Sore favorit

Pada suatu sore yang biasa

Di ujung hari minggu, kebanyakan orang terburu-buru menghabiskan sisa akhir pekan, menikmatinya dengan ketergesaan, sebab dalam hitungan jam harus kembali kepada rutinitas pekerjaan. 

Atau, ada juga yang di ujung minggunya menciptakan senin prematur, mencicil pekerjaan (atau menyelesaikan pekerjaan) atas nama tanggung jawab (atau agar tidak dipecat). 

Aku baru selesai mandi, setelah sebelumnya pergi berbelanja, mencuci dan memasak. Tiga kegiatan yang sudah sangat lama tidak aku lakukan. Pekerjaan domestik yang ternyata ngangenin. 

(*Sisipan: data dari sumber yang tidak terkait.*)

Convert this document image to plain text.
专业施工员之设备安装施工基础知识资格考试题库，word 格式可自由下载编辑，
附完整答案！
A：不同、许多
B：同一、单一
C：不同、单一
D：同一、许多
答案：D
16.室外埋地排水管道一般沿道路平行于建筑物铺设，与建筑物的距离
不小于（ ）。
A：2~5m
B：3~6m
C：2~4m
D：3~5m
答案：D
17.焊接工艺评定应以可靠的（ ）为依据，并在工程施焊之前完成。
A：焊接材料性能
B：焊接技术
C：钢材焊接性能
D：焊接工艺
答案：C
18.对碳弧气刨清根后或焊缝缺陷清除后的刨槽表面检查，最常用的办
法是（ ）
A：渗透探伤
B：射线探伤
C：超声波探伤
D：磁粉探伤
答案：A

Hidup di kota besar dengan segala ketergesaannya, membuat ritme hidup menjadi tinggi. Tuntutan untuk selalu cepat, kadang membuat kita luput akan hal sederhana. Misal, duduk di teras rumah, menyeduh teh sambil melihat tetangga membersihkan halaman rumahnya, atau seperti yang sedang aku lakukan. Membaca buku (yang sudah sebulan belum selesai) sambil selonjoran menikmati cemilan dan minum teh kemasan. Waktu berjalan pelan, bahkan aku bisa menyadari udara yang keluar masuk dari lubang hidung. Perut buncitku yang naik turun, dan anak rambut yang bergoyang terkena angin dari kipas. 

Bukan, bukan karena aku tidak ada tanggung pekerjaan atau bukan karena aku tidak punya agenda berkegiatan. Tapi aku sedang menciptakan jeda. Sebuah istirahat khususnya untuk hidup. Sebab bukan hanya tubuh yang butuh diistirahatkan, tapi diri kita secara total, lahir dan batin juga perlu diistirahatkan, dikembalikan kepada posisi netral, bukan gigi satu, gigi tiga, atau bahkan gigi lima. Karena sebelum masuk ke gigi satu, sebelum memulai sebuah pergerakan, kita harus memulainya dari posisi kosong, posisi netral. 

Peduli setan dengan membuang-buang waktu atau investasi waktu. Produktivitas tanpa kebahagiaan hanya akan menciptakan mesin. Dan kebahagiaan tidak mungkin didapatkan tanpa kenikmatan, dan kenikmatan tidak pernah ada pada ketergesaan.